- Name: Richard Charles TRAVIS
- D.O.B: 6th April, 1884
- D.O.A: 24th July, 1918
- D.O.D: 25th July, 1918
- Award: Victoria Cross
- Occupation at time of action: Sergeant, 2nd Battalion Otago Infantry Regiment, New Zealand Expeditionary Force
- Book: The Complete History - Volume 2
Rossignol Wood, near Gommecourt, France 24 July 1918
24 July 1918
The First World War 1918
Rossignol Wood, lay west of Bapaume, south-east of Gommecourt and north-east of Hébuterne. It had been captured by the Germans on 28 March 1918 (see O C S Watson VC) on the second day of their Spring offensive and there had been further fighting there on 5 April (see T B Hardy VC).

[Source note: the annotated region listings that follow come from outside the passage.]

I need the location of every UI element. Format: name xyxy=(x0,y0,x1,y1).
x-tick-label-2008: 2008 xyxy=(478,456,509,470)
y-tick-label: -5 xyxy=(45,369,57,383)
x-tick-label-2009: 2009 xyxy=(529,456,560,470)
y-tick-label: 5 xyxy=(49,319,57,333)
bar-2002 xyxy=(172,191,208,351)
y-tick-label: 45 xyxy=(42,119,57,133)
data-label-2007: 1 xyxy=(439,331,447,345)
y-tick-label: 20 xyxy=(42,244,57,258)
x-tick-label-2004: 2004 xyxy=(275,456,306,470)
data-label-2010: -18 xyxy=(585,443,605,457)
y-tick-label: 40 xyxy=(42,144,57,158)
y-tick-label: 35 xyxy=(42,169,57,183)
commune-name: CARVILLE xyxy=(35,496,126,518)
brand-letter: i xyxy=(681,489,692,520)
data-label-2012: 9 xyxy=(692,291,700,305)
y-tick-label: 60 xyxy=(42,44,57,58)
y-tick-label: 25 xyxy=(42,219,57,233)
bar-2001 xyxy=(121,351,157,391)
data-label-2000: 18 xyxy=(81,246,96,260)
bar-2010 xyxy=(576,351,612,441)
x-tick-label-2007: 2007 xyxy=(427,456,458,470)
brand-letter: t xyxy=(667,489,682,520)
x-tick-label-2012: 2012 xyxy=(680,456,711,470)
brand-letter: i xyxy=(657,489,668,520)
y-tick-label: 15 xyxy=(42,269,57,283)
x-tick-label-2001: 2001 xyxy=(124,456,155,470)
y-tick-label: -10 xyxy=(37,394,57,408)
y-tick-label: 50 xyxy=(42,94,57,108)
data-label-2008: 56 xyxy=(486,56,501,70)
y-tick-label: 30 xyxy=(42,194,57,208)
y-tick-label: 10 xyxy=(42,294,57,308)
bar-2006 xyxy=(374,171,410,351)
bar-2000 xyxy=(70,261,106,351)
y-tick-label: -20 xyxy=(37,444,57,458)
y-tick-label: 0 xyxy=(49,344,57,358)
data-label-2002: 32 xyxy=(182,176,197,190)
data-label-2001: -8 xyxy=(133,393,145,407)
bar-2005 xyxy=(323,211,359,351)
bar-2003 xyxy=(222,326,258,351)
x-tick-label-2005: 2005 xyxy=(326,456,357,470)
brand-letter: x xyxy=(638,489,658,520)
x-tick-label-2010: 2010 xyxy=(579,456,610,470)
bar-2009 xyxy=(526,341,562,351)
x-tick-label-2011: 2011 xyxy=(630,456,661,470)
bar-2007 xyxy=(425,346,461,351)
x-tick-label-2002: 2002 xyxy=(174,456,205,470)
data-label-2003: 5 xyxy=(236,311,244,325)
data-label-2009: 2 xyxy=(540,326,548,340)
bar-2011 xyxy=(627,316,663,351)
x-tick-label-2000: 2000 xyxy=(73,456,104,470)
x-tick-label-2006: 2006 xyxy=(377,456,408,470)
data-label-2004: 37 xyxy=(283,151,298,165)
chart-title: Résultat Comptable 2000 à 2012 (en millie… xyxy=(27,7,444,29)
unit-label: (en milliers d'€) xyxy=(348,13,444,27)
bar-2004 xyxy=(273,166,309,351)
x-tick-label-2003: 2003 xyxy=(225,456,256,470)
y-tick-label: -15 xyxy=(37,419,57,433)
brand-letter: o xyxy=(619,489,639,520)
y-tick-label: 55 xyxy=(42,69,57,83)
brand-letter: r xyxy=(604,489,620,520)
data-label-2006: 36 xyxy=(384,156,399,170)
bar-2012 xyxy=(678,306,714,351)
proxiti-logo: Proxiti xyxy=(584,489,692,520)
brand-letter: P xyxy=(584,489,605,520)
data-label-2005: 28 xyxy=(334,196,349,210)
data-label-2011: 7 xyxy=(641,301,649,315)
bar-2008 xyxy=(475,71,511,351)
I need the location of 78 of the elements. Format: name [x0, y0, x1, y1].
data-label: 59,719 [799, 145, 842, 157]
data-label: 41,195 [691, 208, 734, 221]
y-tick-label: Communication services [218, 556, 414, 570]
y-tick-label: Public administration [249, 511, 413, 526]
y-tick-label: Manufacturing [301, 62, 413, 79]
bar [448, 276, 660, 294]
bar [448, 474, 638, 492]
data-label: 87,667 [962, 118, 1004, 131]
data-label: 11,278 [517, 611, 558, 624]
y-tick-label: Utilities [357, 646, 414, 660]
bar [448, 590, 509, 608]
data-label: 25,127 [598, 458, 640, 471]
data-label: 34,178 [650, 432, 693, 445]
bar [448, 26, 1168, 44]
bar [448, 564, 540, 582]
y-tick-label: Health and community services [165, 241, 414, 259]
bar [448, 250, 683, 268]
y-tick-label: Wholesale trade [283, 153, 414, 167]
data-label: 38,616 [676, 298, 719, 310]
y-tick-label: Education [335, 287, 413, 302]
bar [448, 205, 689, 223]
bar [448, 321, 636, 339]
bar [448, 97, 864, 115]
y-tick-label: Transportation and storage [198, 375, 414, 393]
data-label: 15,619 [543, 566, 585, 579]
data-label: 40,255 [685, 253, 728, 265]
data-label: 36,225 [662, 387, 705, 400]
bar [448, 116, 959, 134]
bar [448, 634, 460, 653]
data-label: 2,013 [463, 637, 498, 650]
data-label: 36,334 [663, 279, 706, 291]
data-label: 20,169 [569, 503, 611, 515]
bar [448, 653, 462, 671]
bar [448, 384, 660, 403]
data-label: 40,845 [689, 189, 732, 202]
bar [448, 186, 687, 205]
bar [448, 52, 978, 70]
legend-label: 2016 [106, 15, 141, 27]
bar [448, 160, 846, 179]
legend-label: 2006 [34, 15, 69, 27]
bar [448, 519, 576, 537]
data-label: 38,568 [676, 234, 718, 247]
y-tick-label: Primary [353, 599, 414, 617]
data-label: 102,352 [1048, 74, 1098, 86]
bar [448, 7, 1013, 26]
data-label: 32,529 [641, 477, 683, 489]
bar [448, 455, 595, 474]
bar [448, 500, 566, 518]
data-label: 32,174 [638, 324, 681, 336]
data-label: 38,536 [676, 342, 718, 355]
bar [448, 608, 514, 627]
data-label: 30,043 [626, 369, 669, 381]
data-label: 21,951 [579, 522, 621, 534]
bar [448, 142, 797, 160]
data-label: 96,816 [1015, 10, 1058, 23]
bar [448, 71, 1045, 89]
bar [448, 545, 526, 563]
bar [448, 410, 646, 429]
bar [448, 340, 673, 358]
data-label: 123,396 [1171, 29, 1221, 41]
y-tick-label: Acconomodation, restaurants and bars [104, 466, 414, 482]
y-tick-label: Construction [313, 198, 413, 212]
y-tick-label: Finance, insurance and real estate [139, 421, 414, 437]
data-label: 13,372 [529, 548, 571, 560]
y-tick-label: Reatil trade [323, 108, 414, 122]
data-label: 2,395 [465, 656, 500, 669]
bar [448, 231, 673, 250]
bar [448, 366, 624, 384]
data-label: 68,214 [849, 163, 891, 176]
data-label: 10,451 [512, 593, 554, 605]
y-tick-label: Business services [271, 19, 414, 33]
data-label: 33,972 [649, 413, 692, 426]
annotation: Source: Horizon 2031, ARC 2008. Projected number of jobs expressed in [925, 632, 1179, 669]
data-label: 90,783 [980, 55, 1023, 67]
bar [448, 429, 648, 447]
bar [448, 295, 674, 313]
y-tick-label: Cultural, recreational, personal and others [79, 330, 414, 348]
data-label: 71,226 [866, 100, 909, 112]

For most conspicuous bravery and devotion to duty. During “surprise” operations it was necessary to destroy an impassable wire block. Sjt. Travis, regardless of all personal danger, volunteered for this duty. Before zero hour, in broad daylight, and in close proximity to enemy posts, he crawled out and successfully destroyed the block with bombs, thus enabling the attacking parties to pass through. A few minutes later a bombing party on the right of the attack was held up by two enemy machine guns, and the success of the whole operation was in danger. Perceiving this, Sjt. Travis, with great gallantry and utter disregard of danger, rushed the position, killed the crew, and captured the guns. An enemy officer and three men immediately rushed at him from a bend in the trench and attempted to retake the guns. These four he killed single-handed, thus allowing the bombing party, on which much depended, to advance. The success of the operation was almost entirely due to the heroic work of this gallant N.C.O., and to the vigour with which he made and used opportunities for inflicting casualties on the enemy. He was killed twenty-four hours later, when under a most intense bombardment prior to an enemy counter-attack, he was going from post to post, encouraging the men.